University of Alabama at Birmingham: Nearly $1 million in R01 grants to support UAB psychology research
Two University of Alabama at Birmingham faculty members in the College of Arts and Sciences’ Department of Psychology have received R01 grants from the National Institute for Nursing Research to further their research projects.
Professor Burel Goodin, Ph.D., and Associate Professor Robert Sorge, Ph.D., received $472,384 in funding for their project titled “Sex, Hormones and Identity affect Nociceptive Expression,” or SHINE, and $525,800 in funding for the project “Diet Interventions, by Race, Evaluated as Complementary Treatments for Pain,” or DIRECTPain.
“These grants will allow Dr. Sorge and me to continue our work focused on improved pain management options, as well as better understand the pain experiences of people historically under-represented in research,” Goodin said.

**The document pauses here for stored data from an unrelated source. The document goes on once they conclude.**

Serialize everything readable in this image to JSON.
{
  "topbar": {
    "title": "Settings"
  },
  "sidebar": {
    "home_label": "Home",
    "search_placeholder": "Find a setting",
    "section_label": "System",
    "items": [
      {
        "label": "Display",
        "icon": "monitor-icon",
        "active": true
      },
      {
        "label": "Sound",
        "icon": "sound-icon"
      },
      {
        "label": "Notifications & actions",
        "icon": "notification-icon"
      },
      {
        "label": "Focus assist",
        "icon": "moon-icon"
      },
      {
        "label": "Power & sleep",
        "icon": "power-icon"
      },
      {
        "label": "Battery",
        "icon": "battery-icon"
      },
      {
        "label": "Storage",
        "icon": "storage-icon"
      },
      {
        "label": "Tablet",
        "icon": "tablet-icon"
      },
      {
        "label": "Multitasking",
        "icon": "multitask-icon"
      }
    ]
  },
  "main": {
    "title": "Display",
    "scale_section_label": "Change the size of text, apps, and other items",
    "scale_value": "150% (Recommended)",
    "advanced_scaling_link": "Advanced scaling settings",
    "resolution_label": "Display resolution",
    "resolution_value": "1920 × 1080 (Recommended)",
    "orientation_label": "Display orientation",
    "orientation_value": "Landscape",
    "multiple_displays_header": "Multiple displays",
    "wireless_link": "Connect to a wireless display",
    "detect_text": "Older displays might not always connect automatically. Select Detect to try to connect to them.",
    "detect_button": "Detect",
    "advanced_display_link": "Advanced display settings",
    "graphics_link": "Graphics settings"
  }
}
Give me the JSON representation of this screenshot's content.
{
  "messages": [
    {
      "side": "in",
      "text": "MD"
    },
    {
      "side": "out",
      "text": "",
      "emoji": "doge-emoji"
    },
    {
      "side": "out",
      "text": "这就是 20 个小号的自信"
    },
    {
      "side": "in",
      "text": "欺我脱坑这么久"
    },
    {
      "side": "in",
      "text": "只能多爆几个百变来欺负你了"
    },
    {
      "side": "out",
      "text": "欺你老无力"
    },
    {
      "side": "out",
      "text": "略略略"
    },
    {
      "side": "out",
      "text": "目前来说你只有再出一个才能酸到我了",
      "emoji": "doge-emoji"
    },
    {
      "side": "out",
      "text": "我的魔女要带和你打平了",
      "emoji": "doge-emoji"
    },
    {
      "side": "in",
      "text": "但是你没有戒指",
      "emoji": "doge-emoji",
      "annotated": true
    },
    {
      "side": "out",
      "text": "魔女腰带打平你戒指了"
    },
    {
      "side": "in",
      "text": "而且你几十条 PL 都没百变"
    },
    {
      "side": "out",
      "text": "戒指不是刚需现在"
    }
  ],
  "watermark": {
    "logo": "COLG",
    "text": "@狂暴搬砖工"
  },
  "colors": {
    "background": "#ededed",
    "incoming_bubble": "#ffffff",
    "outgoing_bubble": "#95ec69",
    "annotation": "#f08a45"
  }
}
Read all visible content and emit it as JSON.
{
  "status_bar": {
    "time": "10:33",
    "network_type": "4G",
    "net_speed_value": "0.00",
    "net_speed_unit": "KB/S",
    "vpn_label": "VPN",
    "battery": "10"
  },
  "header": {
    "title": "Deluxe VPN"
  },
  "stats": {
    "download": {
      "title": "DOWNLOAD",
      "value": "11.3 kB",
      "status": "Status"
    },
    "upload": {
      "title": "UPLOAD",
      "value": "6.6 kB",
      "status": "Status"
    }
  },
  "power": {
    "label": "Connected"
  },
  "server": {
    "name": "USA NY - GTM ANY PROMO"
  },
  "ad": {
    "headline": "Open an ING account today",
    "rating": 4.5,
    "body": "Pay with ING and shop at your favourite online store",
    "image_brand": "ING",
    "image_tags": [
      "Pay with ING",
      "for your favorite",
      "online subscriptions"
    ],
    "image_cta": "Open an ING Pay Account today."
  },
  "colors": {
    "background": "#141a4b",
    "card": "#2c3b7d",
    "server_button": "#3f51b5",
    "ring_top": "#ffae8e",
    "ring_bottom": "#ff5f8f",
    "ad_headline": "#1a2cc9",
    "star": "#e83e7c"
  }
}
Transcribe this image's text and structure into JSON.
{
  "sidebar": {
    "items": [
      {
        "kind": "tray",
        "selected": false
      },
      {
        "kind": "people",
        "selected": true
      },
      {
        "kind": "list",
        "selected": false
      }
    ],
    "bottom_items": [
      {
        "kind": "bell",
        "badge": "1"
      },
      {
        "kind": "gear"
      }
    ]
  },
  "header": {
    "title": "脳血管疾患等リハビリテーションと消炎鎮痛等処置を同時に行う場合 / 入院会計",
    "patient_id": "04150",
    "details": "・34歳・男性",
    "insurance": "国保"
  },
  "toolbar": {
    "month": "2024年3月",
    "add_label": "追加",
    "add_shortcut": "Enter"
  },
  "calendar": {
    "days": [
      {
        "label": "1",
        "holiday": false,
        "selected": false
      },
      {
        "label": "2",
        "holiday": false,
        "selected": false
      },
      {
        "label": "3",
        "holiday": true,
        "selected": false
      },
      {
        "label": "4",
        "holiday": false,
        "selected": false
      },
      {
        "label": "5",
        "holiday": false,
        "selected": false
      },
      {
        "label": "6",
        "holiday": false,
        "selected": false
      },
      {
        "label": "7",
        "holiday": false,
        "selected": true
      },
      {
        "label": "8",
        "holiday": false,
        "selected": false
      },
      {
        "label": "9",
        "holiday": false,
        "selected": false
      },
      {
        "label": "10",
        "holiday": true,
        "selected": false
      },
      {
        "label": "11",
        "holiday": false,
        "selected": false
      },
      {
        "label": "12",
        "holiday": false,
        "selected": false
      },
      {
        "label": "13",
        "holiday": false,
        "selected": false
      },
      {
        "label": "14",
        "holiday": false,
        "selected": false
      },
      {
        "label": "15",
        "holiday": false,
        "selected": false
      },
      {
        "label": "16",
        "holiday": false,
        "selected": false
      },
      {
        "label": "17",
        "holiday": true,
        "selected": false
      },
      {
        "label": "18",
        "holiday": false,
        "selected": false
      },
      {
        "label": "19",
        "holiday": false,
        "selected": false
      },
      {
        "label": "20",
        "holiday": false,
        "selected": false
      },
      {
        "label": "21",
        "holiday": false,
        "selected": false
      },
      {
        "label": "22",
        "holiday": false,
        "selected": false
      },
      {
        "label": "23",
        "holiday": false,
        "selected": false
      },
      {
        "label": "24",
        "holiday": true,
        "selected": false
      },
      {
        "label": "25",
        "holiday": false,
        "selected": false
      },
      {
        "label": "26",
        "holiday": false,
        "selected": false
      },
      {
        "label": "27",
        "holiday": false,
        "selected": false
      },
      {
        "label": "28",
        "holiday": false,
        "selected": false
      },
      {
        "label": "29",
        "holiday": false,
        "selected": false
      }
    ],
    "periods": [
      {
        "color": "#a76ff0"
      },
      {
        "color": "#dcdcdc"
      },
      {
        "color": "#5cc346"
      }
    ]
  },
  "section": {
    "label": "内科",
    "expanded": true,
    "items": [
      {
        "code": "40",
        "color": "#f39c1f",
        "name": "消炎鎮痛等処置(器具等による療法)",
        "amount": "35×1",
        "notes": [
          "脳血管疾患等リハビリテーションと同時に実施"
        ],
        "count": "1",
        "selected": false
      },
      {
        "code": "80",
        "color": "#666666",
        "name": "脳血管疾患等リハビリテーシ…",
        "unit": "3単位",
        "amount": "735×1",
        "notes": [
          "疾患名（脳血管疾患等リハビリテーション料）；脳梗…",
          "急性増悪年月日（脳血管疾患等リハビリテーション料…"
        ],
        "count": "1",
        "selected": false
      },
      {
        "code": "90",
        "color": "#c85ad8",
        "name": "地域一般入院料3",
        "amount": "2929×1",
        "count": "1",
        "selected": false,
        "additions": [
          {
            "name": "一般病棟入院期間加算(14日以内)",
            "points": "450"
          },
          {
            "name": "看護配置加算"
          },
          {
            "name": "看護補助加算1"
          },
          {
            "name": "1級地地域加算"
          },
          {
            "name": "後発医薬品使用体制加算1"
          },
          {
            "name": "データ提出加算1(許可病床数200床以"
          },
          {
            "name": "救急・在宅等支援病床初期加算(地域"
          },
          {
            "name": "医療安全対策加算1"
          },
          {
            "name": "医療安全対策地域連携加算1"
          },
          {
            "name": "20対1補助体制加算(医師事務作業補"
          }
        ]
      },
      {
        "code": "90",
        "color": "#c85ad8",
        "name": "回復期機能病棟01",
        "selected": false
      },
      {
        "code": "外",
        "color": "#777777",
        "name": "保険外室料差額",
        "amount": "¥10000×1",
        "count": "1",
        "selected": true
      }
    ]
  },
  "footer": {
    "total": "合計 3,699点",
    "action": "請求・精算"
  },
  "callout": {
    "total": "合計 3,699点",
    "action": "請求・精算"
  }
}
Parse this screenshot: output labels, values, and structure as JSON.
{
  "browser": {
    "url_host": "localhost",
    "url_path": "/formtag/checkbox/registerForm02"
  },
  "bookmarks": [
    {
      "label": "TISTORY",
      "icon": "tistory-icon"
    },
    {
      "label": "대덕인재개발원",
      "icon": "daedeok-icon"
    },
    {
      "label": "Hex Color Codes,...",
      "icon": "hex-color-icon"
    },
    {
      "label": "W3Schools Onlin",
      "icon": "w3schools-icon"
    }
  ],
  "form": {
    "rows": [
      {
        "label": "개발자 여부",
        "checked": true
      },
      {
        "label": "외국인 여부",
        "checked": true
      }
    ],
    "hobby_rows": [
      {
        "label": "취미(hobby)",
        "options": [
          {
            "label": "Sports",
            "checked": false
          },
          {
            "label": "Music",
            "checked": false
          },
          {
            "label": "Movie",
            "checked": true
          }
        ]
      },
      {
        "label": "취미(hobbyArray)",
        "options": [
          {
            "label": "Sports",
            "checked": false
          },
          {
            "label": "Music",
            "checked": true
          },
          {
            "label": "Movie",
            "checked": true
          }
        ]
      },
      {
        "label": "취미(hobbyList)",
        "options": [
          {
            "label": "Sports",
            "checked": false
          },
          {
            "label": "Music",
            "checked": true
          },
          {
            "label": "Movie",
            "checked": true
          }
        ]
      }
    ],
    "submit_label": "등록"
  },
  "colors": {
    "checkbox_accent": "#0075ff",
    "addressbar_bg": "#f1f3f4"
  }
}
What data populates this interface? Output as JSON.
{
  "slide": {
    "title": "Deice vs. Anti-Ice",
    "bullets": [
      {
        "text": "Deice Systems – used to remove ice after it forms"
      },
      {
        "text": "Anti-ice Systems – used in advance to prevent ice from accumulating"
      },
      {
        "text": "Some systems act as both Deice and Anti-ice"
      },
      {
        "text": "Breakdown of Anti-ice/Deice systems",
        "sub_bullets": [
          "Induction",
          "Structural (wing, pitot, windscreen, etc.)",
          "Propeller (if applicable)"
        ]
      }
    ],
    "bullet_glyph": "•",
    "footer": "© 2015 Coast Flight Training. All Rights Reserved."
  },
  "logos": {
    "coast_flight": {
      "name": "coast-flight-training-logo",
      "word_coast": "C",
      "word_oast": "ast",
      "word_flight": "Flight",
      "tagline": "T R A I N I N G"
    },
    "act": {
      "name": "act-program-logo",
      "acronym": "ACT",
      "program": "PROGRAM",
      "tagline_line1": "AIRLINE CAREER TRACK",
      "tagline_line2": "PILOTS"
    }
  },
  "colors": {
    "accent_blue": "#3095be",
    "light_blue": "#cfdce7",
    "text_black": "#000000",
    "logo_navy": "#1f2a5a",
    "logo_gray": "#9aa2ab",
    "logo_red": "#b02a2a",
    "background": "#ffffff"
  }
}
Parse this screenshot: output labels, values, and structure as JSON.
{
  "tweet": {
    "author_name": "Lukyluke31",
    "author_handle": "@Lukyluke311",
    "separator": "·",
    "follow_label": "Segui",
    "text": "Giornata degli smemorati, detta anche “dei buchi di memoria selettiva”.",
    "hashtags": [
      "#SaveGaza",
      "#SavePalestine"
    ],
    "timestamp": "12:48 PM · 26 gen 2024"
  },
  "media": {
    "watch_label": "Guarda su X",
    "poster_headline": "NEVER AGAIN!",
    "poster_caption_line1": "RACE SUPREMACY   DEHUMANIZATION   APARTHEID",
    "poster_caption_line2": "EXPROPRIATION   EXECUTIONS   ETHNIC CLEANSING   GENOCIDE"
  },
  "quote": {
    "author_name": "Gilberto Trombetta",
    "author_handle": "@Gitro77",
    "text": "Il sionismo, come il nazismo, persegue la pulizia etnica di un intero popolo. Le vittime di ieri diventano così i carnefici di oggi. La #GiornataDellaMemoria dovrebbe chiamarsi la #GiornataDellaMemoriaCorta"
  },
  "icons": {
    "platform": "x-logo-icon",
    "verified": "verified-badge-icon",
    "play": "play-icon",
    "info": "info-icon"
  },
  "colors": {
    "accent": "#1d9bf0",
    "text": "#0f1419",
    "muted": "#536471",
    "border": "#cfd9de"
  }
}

SHINE will focus on the understudied transgender community and aims to determine the impact of gender identity, sex assigned at birth and hormone status on pain sensitivity. The goal is to examine social and psychological factors that contribute to pain sensitivity in these groups, and it is the first study to examine evoked pain sensitivity and immune cell responsivity between cisgender and transgender individuals.
DIRECTPain is the first study to examine the efficacy of diets to reduce knee osteoarthritis pain with an emphasis on race, sex and interactions. The overall aim of this study is to examine the efficacy of diets to reduce evoked pain and to determine the contribution of race and sex to these effects, with an emphasis on psychosocial variables.
“Both of these grants are the natural extension of our work examining ways in which biopsychosocial variables can affect chronic pain in populations that are historically undertreated for pain,” Sorge said. “Providing a non-drug alternative for chronic pain — through DIRECTPain — and partnering with local community groups — through SHINE — will allow us to directly impact those shouldering the greatest burdens and at the highest risk for poor health outcomes.”